Benjamin Mako Hill, Assistant Professor of Communication at the University of Washington
Benjamin Mako Hill is a social scientist, technologist, and activist. In all three roles, he works to understand why some attempts at peer production — like many of the most successful free software projects — have built large volunteer communities while the vast majority never attract even a second contributor. He is an Assistant Professor in the Department of Communication at the University of Washington. He is also a faculty affiliate at the Berkman Center for Internet and Society and an affiliate at the Institute for Quantitative Social Science — both at Harvard University. He has also been a leader, developer, and contributor to the free software community for more than a decade as part of the Debian and Ubuntu projects. He is the author of several best-selling technical books and an advisor to the Wikimedia Foundation. Hill has a Masters degree from the MIT Media Lab and a PhD from MIT in an interdepartmental program between the Sloan School of Management and the Media Lab.
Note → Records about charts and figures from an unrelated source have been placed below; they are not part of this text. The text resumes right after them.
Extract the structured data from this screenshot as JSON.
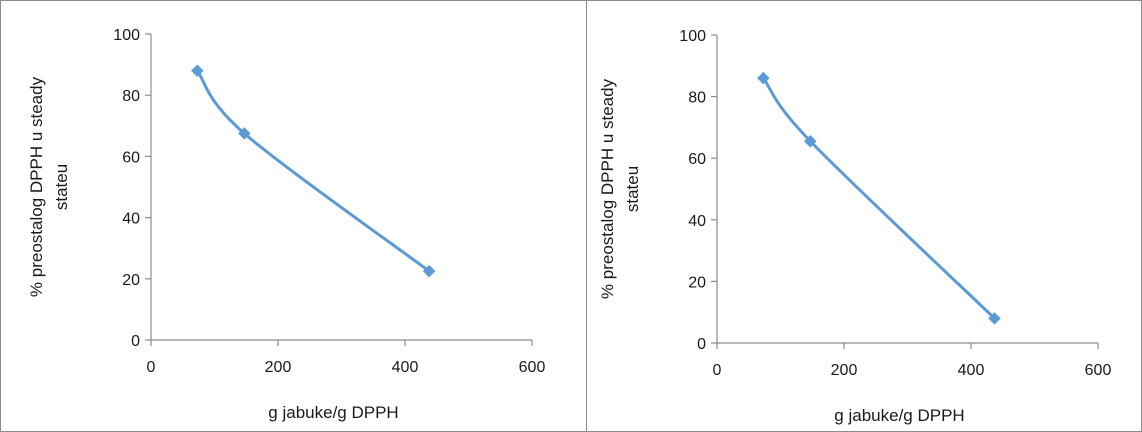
{
  "chart_data": [
    {
      "type": "line",
      "title": "",
      "xlabel": "g jabuke/g DPPH",
      "ylabel_lines": [
        "% preostalog DPPH u steady",
        "stateu"
      ],
      "xlim": [
        0,
        600
      ],
      "ylim": [
        0,
        100
      ],
      "x_ticks": [
        0,
        200,
        400,
        600
      ],
      "y_ticks": [
        0,
        20,
        40,
        60,
        80,
        100
      ],
      "series": [
        {
          "x": [
            73,
            147,
            438
          ],
          "y": [
            88,
            67.5,
            22.5
          ],
          "color": "#5b9bd5"
        }
      ],
      "grid": false,
      "legend": "none"
    },
    {
      "type": "line",
      "title": "",
      "xlabel": "g jabuke/g DPPH",
      "ylabel_lines": [
        "% preostalog DPPH u steady",
        "stateu"
      ],
      "xlim": [
        0,
        600
      ],
      "ylim": [
        0,
        100
      ],
      "x_ticks": [
        0,
        200,
        400,
        600
      ],
      "y_ticks": [
        0,
        20,
        40,
        60,
        80,
        100
      ],
      "series": [
        {
          "x": [
            73,
            147,
            437
          ],
          "y": [
            86,
            65.5,
            8
          ],
          "color": "#5b9bd5"
        }
      ],
      "grid": false,
      "legend": "none"
    }
  ]
}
Bradley M. Kuhn, president of the Software Freedom Conservancy
Bradley M. Kuhn is the Distinguished Technologist at Software Freedom Conservancy and editor-in-chief of copyleft.org. Kuhn began his work in the software freedom movement as a volunteer in 1992, as an early adopter of GNU/Linux, and contributor to various Free Software projects. Kuhn's non-profit career began in 2000 at FSF. As FSF's Executive Director from 2001-2005, Kuhn led FSF's GPL enforcement, launched its Associate Member program, and invented the Affero GPL. Kuhn was appointed President of Conservancy in April 2006, was Conservancy's primary volunteer from 2006-2010, and has been a full-time staffer since early 2011. Kuhn holds a summa cum laude B.S. in Computer Science from Loyola University in Maryland, and an M.S. in Computer Science from the University of Cincinnati. Kuhn received an O'Reilly Open Source Award, in recognition for his lifelong policy work on copyleft licensing.
Kat Walsh
Kat Walsh is a copyright, internet policy, and technology lawyer. She was most recently at Creative Commons, where she was one of the drafters of version 4.0 of the CC license suite, and previously worked for the American Library Association in their information technology policy office. Kat came to the free software community through free culture. An early Wikipedian and advocate for free cultural works, she was on the Wikimedia Foundation board of trustees from 2006-2013 (Chair 2012-13), where she advised on strategic, policy, and legal issues, and currently serves on its advisory board. She is also on the board of the Xiph.org Foundation. Kat holds a J.D. from George Mason University School of Law and a B.A. from Stetson University; she is a member of the Virginia State Bar and the US Patent Bar.